News Source: www.Biobanking.com
Biobanking is the cornerstone of the Precision Medicine Initiative guided by the director of the US National Institutes of Health, Francis S. Collins. Historically the process of getting samples from patients/ volunteers to storage (biobanking) has been the least standardized of all biomedical research procedures. Gene expression profiles change with time and temperature variation, for example. Reproducibility and comparability between research studies is key to fulfilling the promise of precision medicine. To this end biobank standard ISO 20387:2018 was developed to ensure quality, fitness-for-purpose, and reproducibility in biobanking to give translational researchers quality defined samples to work with.
Automating sample storage and retrieval can improve sample quality by standardizing the time required and the inherent temperature fluctuation. The samples at The Biobank of the University Hospitals and the Catholic University of Leuven (UZ KU Leuven), Belgium, is a centralized resource that contains samples of different types from a plethora of sources. In December 2013 two Brooks Life Sciences automated systems for frozen liquid biospecimens such as serum, urine and plasma were acquired, one for storage at −20˚C and one for storage at −80˚C.

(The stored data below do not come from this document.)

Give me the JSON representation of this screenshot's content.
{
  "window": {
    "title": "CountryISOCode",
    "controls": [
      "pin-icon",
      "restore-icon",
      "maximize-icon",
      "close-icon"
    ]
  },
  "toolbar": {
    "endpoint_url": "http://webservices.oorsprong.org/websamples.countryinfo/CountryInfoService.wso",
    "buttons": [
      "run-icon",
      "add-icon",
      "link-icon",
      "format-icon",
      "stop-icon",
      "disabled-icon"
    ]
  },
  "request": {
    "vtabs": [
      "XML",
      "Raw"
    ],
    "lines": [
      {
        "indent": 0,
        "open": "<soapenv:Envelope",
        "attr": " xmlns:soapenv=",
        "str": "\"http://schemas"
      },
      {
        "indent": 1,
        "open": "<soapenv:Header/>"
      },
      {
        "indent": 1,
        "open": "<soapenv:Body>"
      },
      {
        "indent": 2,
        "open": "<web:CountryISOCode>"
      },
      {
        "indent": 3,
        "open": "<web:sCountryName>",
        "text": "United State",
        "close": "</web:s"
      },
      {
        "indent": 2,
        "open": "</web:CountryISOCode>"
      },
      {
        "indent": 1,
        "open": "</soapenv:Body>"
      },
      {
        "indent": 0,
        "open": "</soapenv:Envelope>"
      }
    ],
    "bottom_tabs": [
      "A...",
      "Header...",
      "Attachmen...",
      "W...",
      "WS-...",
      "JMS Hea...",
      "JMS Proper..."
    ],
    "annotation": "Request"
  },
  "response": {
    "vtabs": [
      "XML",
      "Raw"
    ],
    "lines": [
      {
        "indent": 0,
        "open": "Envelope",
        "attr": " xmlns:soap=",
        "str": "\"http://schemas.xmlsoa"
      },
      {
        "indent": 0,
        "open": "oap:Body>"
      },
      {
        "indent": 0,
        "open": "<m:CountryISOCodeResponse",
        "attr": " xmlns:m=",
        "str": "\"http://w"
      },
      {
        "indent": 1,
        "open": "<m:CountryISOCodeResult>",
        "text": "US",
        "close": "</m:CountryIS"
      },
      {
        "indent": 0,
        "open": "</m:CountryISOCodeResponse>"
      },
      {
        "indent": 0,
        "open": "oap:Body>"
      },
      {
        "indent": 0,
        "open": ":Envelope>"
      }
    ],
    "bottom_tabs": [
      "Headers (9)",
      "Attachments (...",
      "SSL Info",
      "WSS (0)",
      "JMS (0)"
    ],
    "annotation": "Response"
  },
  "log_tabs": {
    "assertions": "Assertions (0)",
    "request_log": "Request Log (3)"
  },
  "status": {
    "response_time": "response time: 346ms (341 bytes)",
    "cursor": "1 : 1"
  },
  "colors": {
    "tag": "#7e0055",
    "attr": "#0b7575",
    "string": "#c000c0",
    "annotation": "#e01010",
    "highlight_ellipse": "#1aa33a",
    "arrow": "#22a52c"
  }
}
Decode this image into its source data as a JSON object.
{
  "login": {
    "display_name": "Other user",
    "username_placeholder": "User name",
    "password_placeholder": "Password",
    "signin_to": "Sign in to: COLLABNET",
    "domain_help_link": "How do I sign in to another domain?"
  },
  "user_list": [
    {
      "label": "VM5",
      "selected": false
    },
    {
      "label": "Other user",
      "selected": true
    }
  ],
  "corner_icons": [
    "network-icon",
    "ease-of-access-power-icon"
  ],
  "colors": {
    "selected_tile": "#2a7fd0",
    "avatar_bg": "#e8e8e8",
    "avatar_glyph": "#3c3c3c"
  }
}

It is best practice to validate/ benchmark such systems for performance before stocking samples for experimentation. Due to the nature of automation failure to do so could result in the loss of many high value samples, which may not be discovered immediately. Despite this no validation protocols for automated systems were available at the time, so a validation/qualification method for automated frozen sample storage systems was developed. This protocol is reported in a recent paper of the journal Frontiers in Medicine.

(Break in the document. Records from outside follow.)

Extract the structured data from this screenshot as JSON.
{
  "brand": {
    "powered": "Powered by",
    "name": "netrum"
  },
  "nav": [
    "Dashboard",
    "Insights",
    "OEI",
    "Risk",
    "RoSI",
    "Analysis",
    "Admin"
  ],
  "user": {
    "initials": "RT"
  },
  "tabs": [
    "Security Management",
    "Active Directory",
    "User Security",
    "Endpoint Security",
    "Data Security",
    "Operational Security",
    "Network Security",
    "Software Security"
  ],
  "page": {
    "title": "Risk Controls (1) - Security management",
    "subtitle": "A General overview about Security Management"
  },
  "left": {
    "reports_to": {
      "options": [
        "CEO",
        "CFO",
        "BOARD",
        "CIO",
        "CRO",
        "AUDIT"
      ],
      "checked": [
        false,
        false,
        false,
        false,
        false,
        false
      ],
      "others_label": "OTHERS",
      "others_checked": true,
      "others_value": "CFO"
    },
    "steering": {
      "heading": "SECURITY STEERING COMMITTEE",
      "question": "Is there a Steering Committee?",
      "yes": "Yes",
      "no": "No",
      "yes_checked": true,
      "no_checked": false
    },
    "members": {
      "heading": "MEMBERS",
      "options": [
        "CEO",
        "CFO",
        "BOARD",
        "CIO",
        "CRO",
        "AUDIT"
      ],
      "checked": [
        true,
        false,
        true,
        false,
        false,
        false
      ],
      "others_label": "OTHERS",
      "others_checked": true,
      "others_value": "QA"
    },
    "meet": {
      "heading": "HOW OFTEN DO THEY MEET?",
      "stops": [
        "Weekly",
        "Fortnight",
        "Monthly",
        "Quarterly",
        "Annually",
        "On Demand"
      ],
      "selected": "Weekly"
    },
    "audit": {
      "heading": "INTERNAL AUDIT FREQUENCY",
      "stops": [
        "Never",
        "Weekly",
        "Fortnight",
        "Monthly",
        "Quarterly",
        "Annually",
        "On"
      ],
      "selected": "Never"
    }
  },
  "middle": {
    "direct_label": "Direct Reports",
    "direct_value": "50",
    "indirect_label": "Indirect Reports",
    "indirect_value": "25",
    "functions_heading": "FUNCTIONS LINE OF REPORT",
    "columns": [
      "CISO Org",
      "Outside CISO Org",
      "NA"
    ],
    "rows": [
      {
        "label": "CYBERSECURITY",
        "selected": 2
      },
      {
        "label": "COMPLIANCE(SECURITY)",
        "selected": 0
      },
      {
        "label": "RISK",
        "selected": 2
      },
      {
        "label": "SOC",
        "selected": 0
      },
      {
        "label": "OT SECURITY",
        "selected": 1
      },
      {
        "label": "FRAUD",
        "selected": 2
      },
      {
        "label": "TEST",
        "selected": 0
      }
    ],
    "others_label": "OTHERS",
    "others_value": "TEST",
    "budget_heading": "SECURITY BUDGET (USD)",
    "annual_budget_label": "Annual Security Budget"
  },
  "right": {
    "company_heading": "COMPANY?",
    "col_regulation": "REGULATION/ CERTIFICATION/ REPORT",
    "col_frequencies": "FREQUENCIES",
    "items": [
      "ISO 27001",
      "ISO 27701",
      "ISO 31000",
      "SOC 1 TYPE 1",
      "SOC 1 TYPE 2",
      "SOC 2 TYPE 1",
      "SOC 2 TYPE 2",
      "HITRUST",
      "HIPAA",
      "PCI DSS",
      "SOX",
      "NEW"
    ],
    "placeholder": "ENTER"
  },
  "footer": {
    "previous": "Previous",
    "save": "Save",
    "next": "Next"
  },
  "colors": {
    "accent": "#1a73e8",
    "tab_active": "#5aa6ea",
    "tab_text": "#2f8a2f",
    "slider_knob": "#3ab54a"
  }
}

The system qualification and assessment test (SQAT) consists of recording the timing and operation of the input and output of a standard storage format containing simulated sample (water); sample input and scanning, sample reformat from standard density to high density trays, sample picking from high density to standard density trays and sample output and scanning. The SQAT took 15 and 20 min to complete for the two automated systems, respectively.
At UZ KU Leuven, over a period of 7 months, 30% of SQAT tests failed (n = 196) on the -80˚C system. The other system was deemed reliable and not tested further. The main causes of failure were imaging problems, tube picking malfunction and mechanical crashes.
These problems may have been due to incomplete installation and cooling system issues, leading to frost build-up. This highlights the importance of verifying complete and proper installation from the outset.
Upon adjustment of the installation and further testing, including temperature variation, the system was deemed reliable. Testing revealed the importance of selecting and verifying the compatibility of tubes and enforcing the maximum filling volume. Correct sample tray loading by the user was also found to be critical.
Upon validation the systems entered use in February 2018. As of January 2020 the stores held about 63,000 samples provided by three different research groups. The vast majority of which are serum (97%), followed by plasma (1.7%), and urine (1.3%). Regular assessments of SQAT and the loading error rate are used to monitor the systems which have functioned within their expected ranges since implementation. The systems were well received by users, but incur higher costs by necessitating adjustment of laboratory workflows to use compatible barcoded tubes.
The authors concluded, “The UZ KU Leuven Biobank devised a SQAT test to assess performance of the automated systems and set up a method for temperature homogeneity testing. Although these are tailored to our systems, the underlying concept is applicable to other automated storage systems as most of them share a similar basic concept regarding sample management and storage at a specific temperature.”